Es gab keine Justiz. Die Gesellschaft, in der er lebte, katzbuckelte vor einer Ansammlung von Mördern. Er tötete, um denen, die auf diesem Inseldrittel geblieben waren, eine Chance zu geben, so winzig sie auch sein mochte. Das Prinzip der Sühne durfte aus dem Gedächtnis der Lebewesen und der Dinge nicht verschwinden.

Azémars zwei Motti klingen bereits im Titel des Krimis an, dessen Anspielung auf Dostojewskis ersten großen Roman kaum zu übersehen ist. Dann ist auch noch die Rede von einem Bandenchef mit dem Namen Raskolnikow, der für die Entführung eines Industriellen-Sohns verantwortlich zu sein scheint. Und Azémar wird in seinen durch den Entzug ausgelösten Wahnvorstellungen von einer Brasilianerin aufgesucht, die ihn für den Tod an ihrem Vater, einem Kommandant des militärischen Anteils der UN-Mission in Haiti, verantwortlich macht. Hat Kommandant Racelba doch nicht Selbstmord begangen, sondern wurde er von Azémar, wie Beweisfotos zeigen, per Kopfschuss kaltblütig ermordet? Merkwürdigerweise kann sich Azémar an keine Begegnung mit dem General erinnern – hat der Soro ihn nun völlig verwirrt? Während er selbst noch vor Polizei und UNO-Kräften auf der Flucht ist, beginnt Azémar mit den Ermittlungen.

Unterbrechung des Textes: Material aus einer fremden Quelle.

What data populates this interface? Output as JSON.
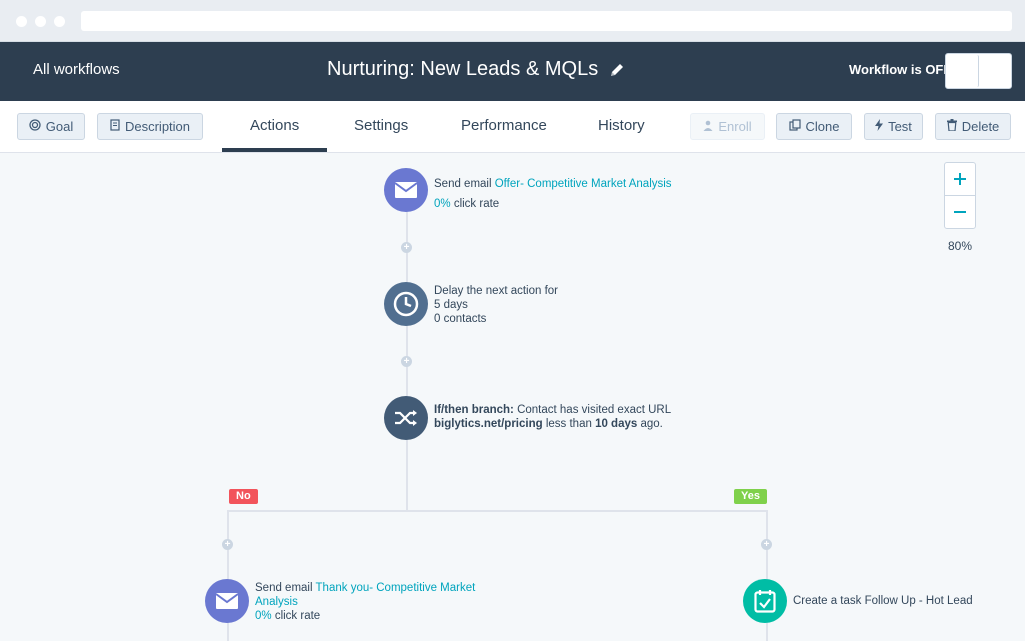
{
  "header": {
    "back_link": "All workflows",
    "title": "Nurturing: New Leads & MQLs",
    "status_label": "Workflow is OFF"
  },
  "toolbar": {
    "goal": "Goal",
    "description": "Description",
    "enroll": "Enroll",
    "clone": "Clone",
    "test": "Test",
    "delete": "Delete"
  },
  "tabs": [
    "Actions",
    "Settings",
    "Performance",
    "History"
  ],
  "zoom": {
    "level": "80%"
  },
  "workflow": {
    "step1": {
      "prefix": "Send email ",
      "email_name": "Offer- Competitive Market Analysis",
      "rate": "0%",
      "rate_suffix": " click rate"
    },
    "step2": {
      "line1": "Delay the next action for",
      "line2": "5 days",
      "line3": "0 contacts"
    },
    "step3": {
      "prefix": "If/then branch:",
      "mid": " Contact has visited exact URL",
      "url": "biglytics.net/pricing",
      "mid2": " less than ",
      "days": "10 days",
      "end": " ago."
    },
    "branch_no": "No",
    "branch_yes": "Yes",
    "step_no": {
      "prefix": "Send email ",
      "email_name_1": "Thank you- Competitive Market",
      "email_name_2": "Analysis",
      "rate": "0%",
      "rate_suffix": " click rate"
    },
    "step_yes": {
      "text": "Create a task Follow Up - Hot Lead"
    }
  },
  "colors": {
    "header_bg": "#2d3e50",
    "email_icon": "#6a78d1",
    "delay_icon": "#516f90",
    "branch_icon": "#425b76",
    "task_icon": "#00bda5",
    "no_pill": "#f2545b",
    "yes_pill": "#7fd14b",
    "link": "#00a4bd"
  }
}
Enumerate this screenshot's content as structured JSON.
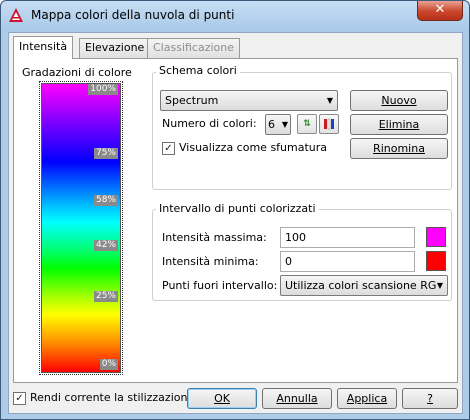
{
  "window": {
    "title": "Mappa colori della nuvola di punti",
    "close_label": "✕"
  },
  "tabs": [
    {
      "label": "Intensità",
      "state": "active"
    },
    {
      "label": "Elevazione",
      "state": "normal"
    },
    {
      "label": "Classificazione",
      "state": "disabled"
    }
  ],
  "gradient": {
    "label": "Gradazioni di colore",
    "ticks": [
      "100%",
      "75%",
      "58%",
      "42%",
      "25%",
      "0%"
    ]
  },
  "scheme": {
    "title": "Schema colori",
    "selected": "Spectrum",
    "count_label": "Numero di colori:",
    "count_value": "6",
    "show_gradient_label": "Visualizza come sfumatura",
    "show_gradient_checked": true,
    "new_button": "Nuovo",
    "delete_button": "Elimina",
    "rename_button": "Rinomina"
  },
  "range": {
    "title": "Intervallo di punti colorizzati",
    "max_label": "Intensità massima:",
    "max_value": "100",
    "max_color": "#ff00ff",
    "min_label": "Intensità minima:",
    "min_value": "0",
    "min_color": "#ff0000",
    "out_label": "Punti fuori intervallo:",
    "out_value": "Utilizza colori scansione RG"
  },
  "footer": {
    "current_style_label": "Rendi corrente la stilizzazione",
    "current_style_checked": true,
    "ok": "OK",
    "cancel": "Annulla",
    "apply": "Applica",
    "help": "?"
  }
}
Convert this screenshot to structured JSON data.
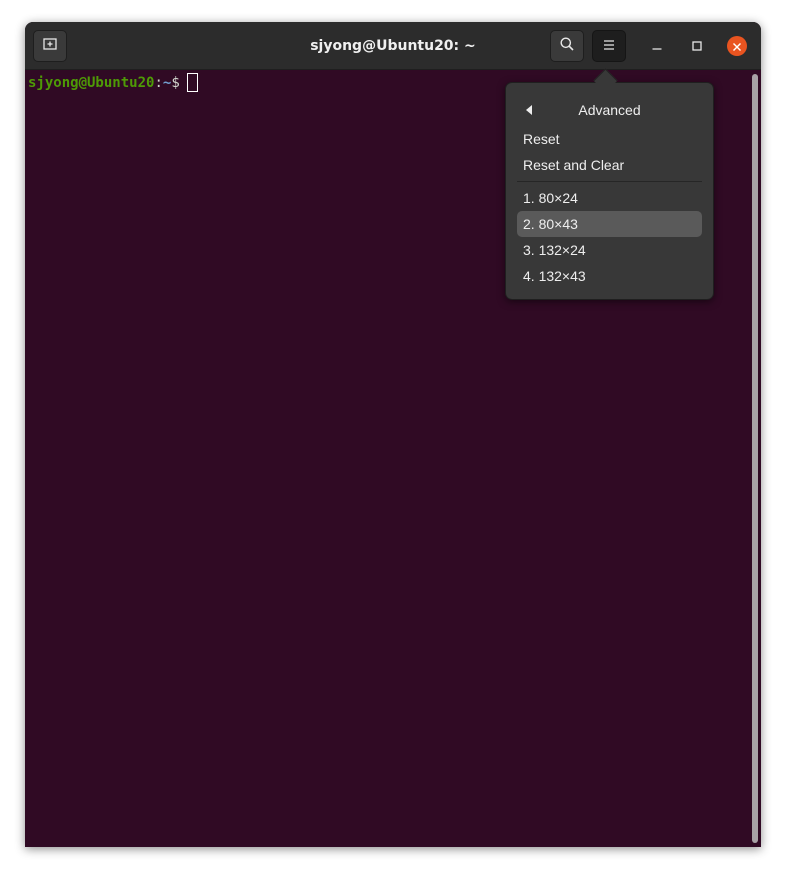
{
  "window": {
    "title": "sjyong@Ubuntu20: ~"
  },
  "titlebar": {
    "new_tab_icon": "new-tab-icon",
    "search_icon": "search-icon",
    "menu_icon": "hamburger-menu-icon",
    "minimize_icon": "minimize-icon",
    "maximize_icon": "maximize-icon",
    "close_icon": "close-icon"
  },
  "terminal": {
    "prompt_user": "sjyong@Ubuntu20",
    "prompt_sep": ":",
    "prompt_path": "~",
    "prompt_dollar": "$"
  },
  "menu": {
    "header": "Advanced",
    "items": [
      {
        "label": "Reset"
      },
      {
        "label": "Reset and Clear"
      }
    ],
    "sizes": [
      {
        "label": "1. 80×24",
        "selected": false
      },
      {
        "label": "2. 80×43",
        "selected": true
      },
      {
        "label": "3. 132×24",
        "selected": false
      },
      {
        "label": "4. 132×43",
        "selected": false
      }
    ]
  },
  "colors": {
    "terminal_bg": "#300a24",
    "prompt_user": "#4e9a06",
    "prompt_path": "#729fcf",
    "close_button": "#e95420"
  }
}
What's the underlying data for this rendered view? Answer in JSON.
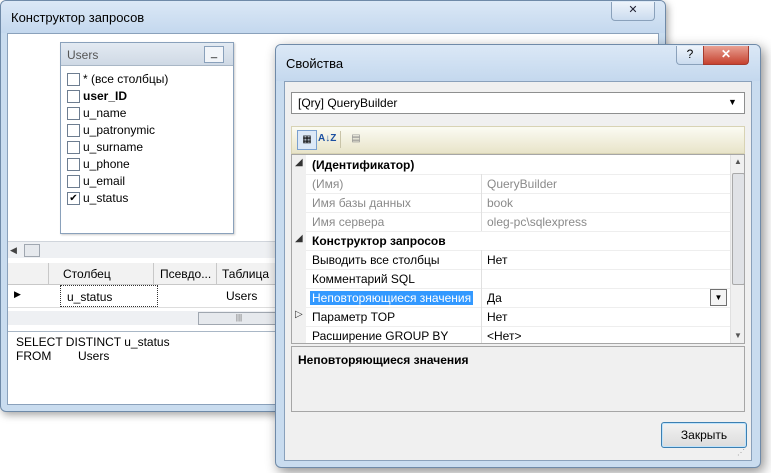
{
  "query_builder": {
    "title": "Конструктор запросов",
    "close_glyph": "✕",
    "table": {
      "name": "Users",
      "minimize_glyph": "_",
      "fields": [
        {
          "label": "* (все столбцы)",
          "checked": false,
          "bold": false
        },
        {
          "label": "user_ID",
          "checked": false,
          "bold": true
        },
        {
          "label": "u_name",
          "checked": false,
          "bold": false
        },
        {
          "label": "u_patronymic",
          "checked": false,
          "bold": false
        },
        {
          "label": "u_surname",
          "checked": false,
          "bold": false
        },
        {
          "label": "u_phone",
          "checked": false,
          "bold": false
        },
        {
          "label": "u_email",
          "checked": false,
          "bold": false
        },
        {
          "label": "u_status",
          "checked": true,
          "bold": false
        }
      ]
    },
    "grid": {
      "headers": [
        "Столбец",
        "Псевдо...",
        "Таблица"
      ],
      "row": {
        "column": "u_status",
        "alias": "",
        "table": "Users"
      },
      "row_marker": "▶",
      "scroll_thumb": "|||"
    },
    "sql": [
      "SELECT DISTINCT u_status",
      "FROM        Users"
    ]
  },
  "properties": {
    "title": "Свойства",
    "help_glyph": "?",
    "close_glyph": "✕",
    "object_select": "[Qry] QueryBuilder",
    "toolbar": {
      "categorized": "▦",
      "alphabetical": "A↓Z",
      "pages": "▤"
    },
    "rows": [
      {
        "expander": "◢",
        "name": "(Идентификатор)",
        "value": "",
        "kind": "cat"
      },
      {
        "expander": "",
        "name": "(Имя)",
        "value": "QueryBuilder",
        "kind": "dim"
      },
      {
        "expander": "",
        "name": "Имя базы данных",
        "value": "book",
        "kind": "dim"
      },
      {
        "expander": "",
        "name": "Имя сервера",
        "value": "oleg-pc\\sqlexpress",
        "kind": "dim"
      },
      {
        "expander": "◢",
        "name": "Конструктор запросов",
        "value": "",
        "kind": "cat"
      },
      {
        "expander": "",
        "name": "Выводить все столбцы",
        "value": "Нет",
        "kind": "normal"
      },
      {
        "expander": "",
        "name": "Комментарий SQL",
        "value": "",
        "kind": "normal"
      },
      {
        "expander": "",
        "name": "Неповторяющиеся значения",
        "value": "Да",
        "kind": "sel"
      },
      {
        "expander": "▷",
        "name": "Параметр TOP",
        "value": "Нет",
        "kind": "normal"
      },
      {
        "expander": "",
        "name": "Расширение GROUP BY",
        "value": "<Нет>",
        "kind": "normal"
      }
    ],
    "description_title": "Неповторяющиеся значения",
    "close_button": "Закрыть"
  }
}
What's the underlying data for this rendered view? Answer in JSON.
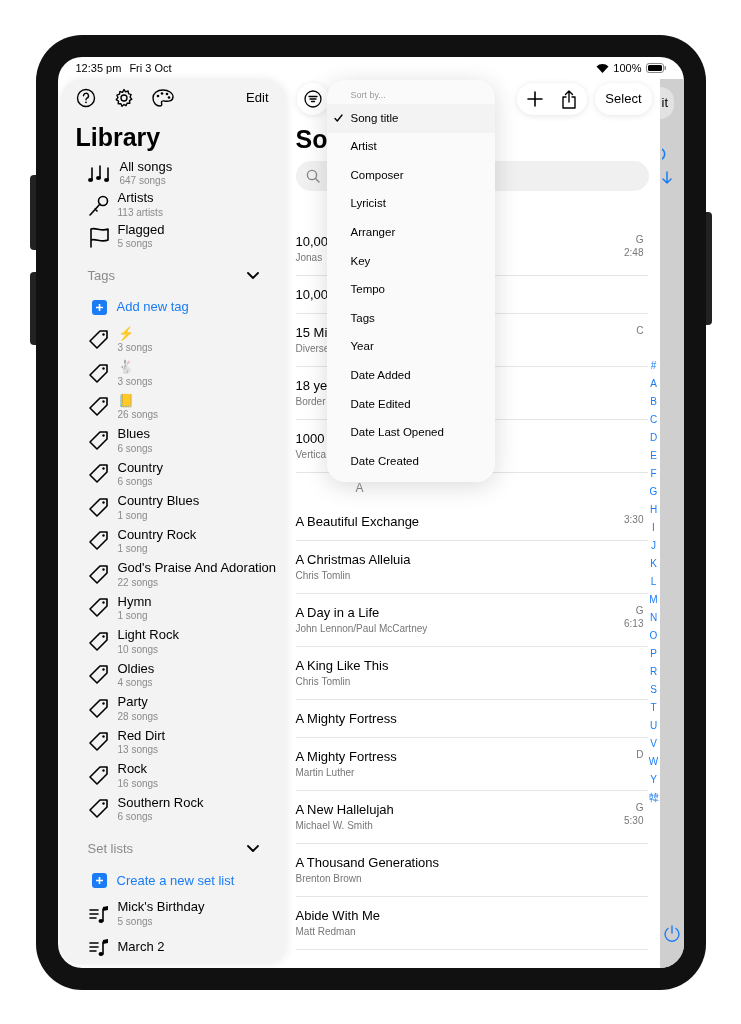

Als schließlich noch seine geliebte Tochter Mireya entführt wird, bleibt ihm nur der Besuch bei einem bòkò, einem Magier, der ihm ein Amulett – einen garde – unter die Haut näht. Der Voodoo spielt in diesem Krimi nur eine kleine Rolle, anders als in seinen Vorgängern, vermutlich fehlt deswegen diesem Roman auch der Untertitel „Ein Voodoo-Krimi“. Doch tatsächlich verleiht Azémar der eingenähte garde neue Energie und er löst den Fall, der sich als wesentlich komplexer gestaltet als angenommen.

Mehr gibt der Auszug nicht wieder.